Türkiye Ziraatçılar Derneği Balıkesir İl Başkanı ve Bandırma Belediye Meclis Üyesi Ziraat Yüksek Mühendisi Burak Uğur, 22 Mart Dünya Su Günü vesilesiyle suyun korunması, sürdürülebilir yönetimi ve bilinçli kullanımına dikkat çekmek amacıyla önemli açıklamalarda bulundu. Uğur, suyun yaşamın temel kaynağı olduğunu vurgulayarak, iklim değişikliği, yanlış su yönetimi, aşırı kullanım ve kirlilik gibi etkenler nedeniyle dünya genelinde olduğu gibi Türkiye’de de ciddi bir su krizi riskiyle karşı karşıya olunduğunu belirtti.
Suyun Yerinde Korunması
Uğur, suyun sürdürülebilir bir şekilde yönetilmesi için en önemli stratejilerden birinin suyun yerinde korunması olduğunu ifade etti. Yeraltı su kaynaklarının hızla tükenmekte olduğunu, tarımsal sulamada yanlış yöntemler nedeniyle su israfının arttığını ve sanayi tesisleri ile şehirleşmeden kaynaklanan kirliliğin su varlıklarını tehdit ettiğini dile getirdi.
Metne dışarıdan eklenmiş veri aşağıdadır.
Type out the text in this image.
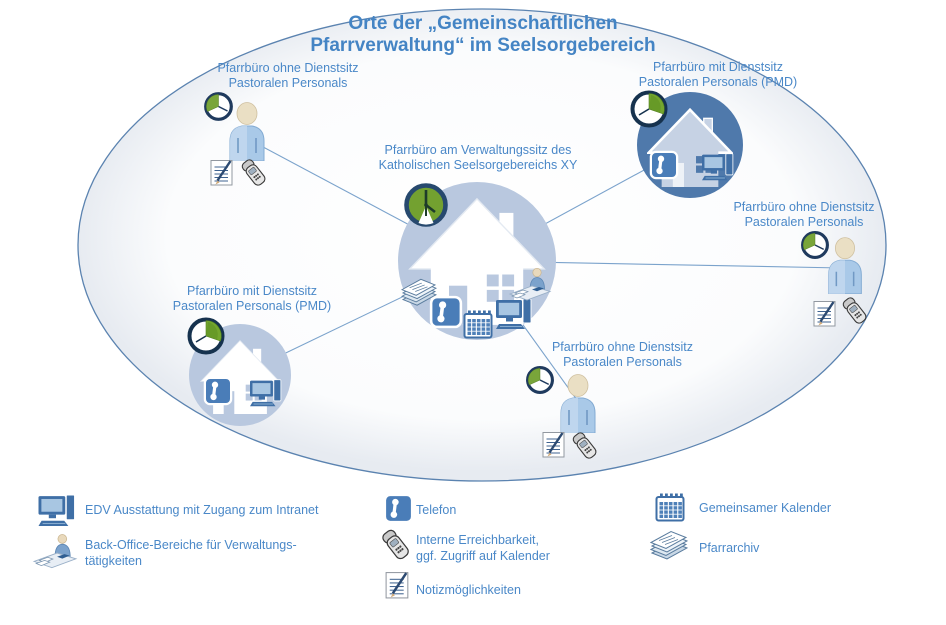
Orte der „Gemeinschaftlichen
Pfarrverwaltung“ im Seelsorgebereich
Pfarrbüro am Verwaltungssitz des
Katholischen Seelsorgebereichs XY
Pfarrbüro ohne Dienstsitz
Pastoralen Personals
Pfarrbüro mit Dienstsitz
Pastoralen Personals (PMD)
Pfarrbüro ohne Dienstsitz
Pastoralen Personals
Pfarrbüro mit Dienstsitz
Pastoralen Personals (PMD)
Pfarrbüro ohne Dienstsitz
Pastoralen Personals
EDV Ausstattung mit Zugang zum Intranet
Back-Office-Bereiche für Verwaltungs-
tätigkeiten
Telefon
Interne Erreichbarkeit,
ggf. Zugriff auf Kalender
Notizmöglichkeiten
Gemeinsamer Kalender
Pfarrarchiv
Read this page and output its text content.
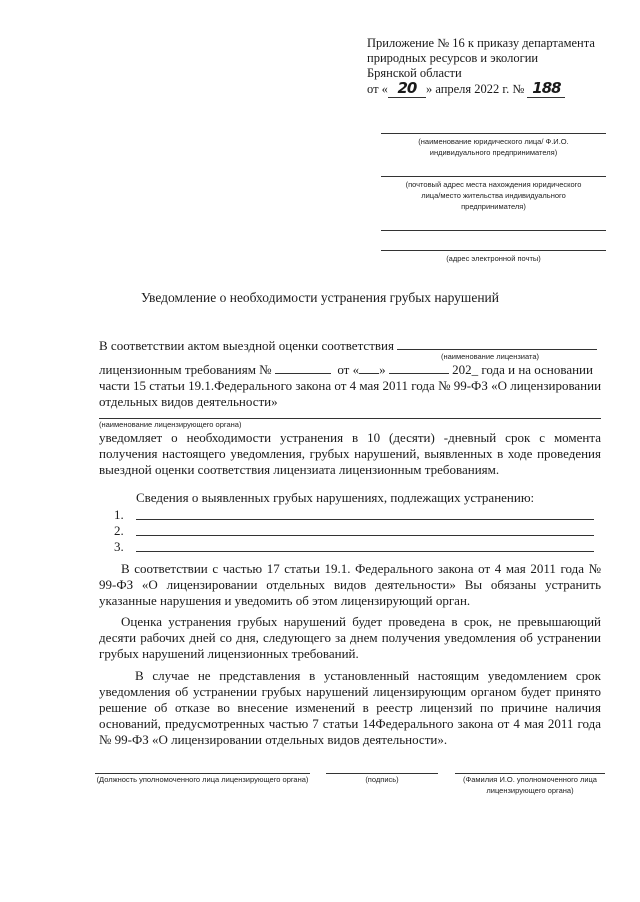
Приложение № 16 к приказу департамента
природных ресурсов и экологии
Брянской области
от « 20 » апреля 2022 г. № 188
(наименование юридического лица/ Ф.И.О.
индивидуального предпринимателя)
(почтовый адрес места нахождения юридического
лица/место жительства индивидуального
предпринимателя)
(адрес электронной почты)
Уведомление о необходимости устранения грубых нарушений
В соответствии актом выездной оценки соответствия
(наименование лицензиата)
лицензионным требованиям №	от « »	202_ года и на основании
части 15 статьи 19.1.Федерального закона от 4 мая 2011 года № 99-ФЗ «О лицензировании
отдельных видов деятельности»
(наименование лицензирующего органа)
уведомляет о необходимости устранения в 10 (десяти) -дневный срок с момента получения настоящего уведомления, грубых нарушений, выявленных в ходе проведения выездной оценки соответствия лицензиата лицензионным требованиям.
Сведения о выявленных грубых нарушениях, подлежащих устранению:
1.
2.
3.
В соответствии с частью 17 статьи 19.1. Федерального закона от 4 мая 2011 года № 99-ФЗ «О лицензировании отдельных видов деятельности» Вы обязаны устранить указанные нарушения и уведомить об этом лицензирующий орган.
Оценка устранения грубых нарушений будет проведена в срок, не превышающий десяти рабочих дней со дня, следующего за днем получения уведомления об устранении грубых нарушений лицензионных требований.
В случае не представления в установленный настоящим уведомлением срок уведомления об устранении грубых нарушений лицензирующим органом будет принято решение об отказе во внесение изменений в реестр лицензий по причине наличия оснований, предусмотренных частью 7 статьи 14Федерального закона от 4 мая 2011 года № 99-ФЗ «О лицензировании отдельных видов деятельности».
(Должность уполномоченного лица лицензирующего органа)	(подпись)	(Фамилия И.О. уполномоченного лица
лицензирующего органа)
Bu bağlamda, suyun doğal döngüsüne müdahale etmeden korunmasının, su havzalarının ekolojik dengesinin gözetilmesinin ve sulak alanların korunmasının hayati önem taşıdığına dikkat çekti.
Su Kullanımı Konusunda Bilinçlenme
Burak Uğur, suyun verimli kullanımı konusunda toplumun her kesiminde farkındalık yaratılması gerektiğini vurguladı. Tarımda damla sulama ve yağmurlama gibi modern sulama tekniklerinin yaygınlaştırılması, sanayide suyun geri dönüştürülmesi ve bireysel kullanımda tasarruflu su tüketimine yönelik alışkanlıkların kazandırılmasının şart olduğunu belirtti. Türkiye’nin su stresi yaşayan bir ülke olduğu gerçeğini göz önüne alarak, suyun her bir damlasının korunmasının zorunluluk olduğunu hatırlattı.
İklim Yasasında Suyun Korunması
Uğur, Türkiye'nin iklim değişikliğiyle mücadele kapsamında yeni bir İklim Yasası hazırladığını, ancak bu yasanın su kaynaklarının korunmasına yeterli öncelik vermesi gerektiğini ifade etti. Su yönetimiyle ilgili daha bağlayıcı ve etkin düzenlemelerin yasaya eklenmesinin, su kaynaklarının korunmasını garanti altına almak için kritik bir adım olduğunu söyledi.
Bu kapsamda, suyun korunmasını güçlendirecek bazı düzenlemelerin yasada yer almasını talep ettiklerini belirten Uğur, şu maddeleri sıraladı:
- Su kaynaklarının korunmasını ihlal eden faaliyetlere karşı daha sıkı denetimler ve yaptırımlar uygulanması,
- Tarımda su tasarrufunu teşvik eden desteklerin artırılması,
- Sanayide suyun geri kazanımını zorunlu hale getiren düzenlemelerin getirilmesi,
- Belediyelerin altyapılarında su kayıplarını azaltacak projelere öncelik verilmesi,
- İklim değişikliği nedeniyle artan kuraklık riskine karşı havza bazlı su yönetiminin geliştirilmesi.
Burak Uğur, su kaynaklarını gelecek nesiller için koruma sorumluluğunun altını çizerek, suyun hepimizin ortak hazinesi olduğunu ve onu korumanın gelecek kuşaklara karşı en büyük sorumlulukları olduğunu vurguladı.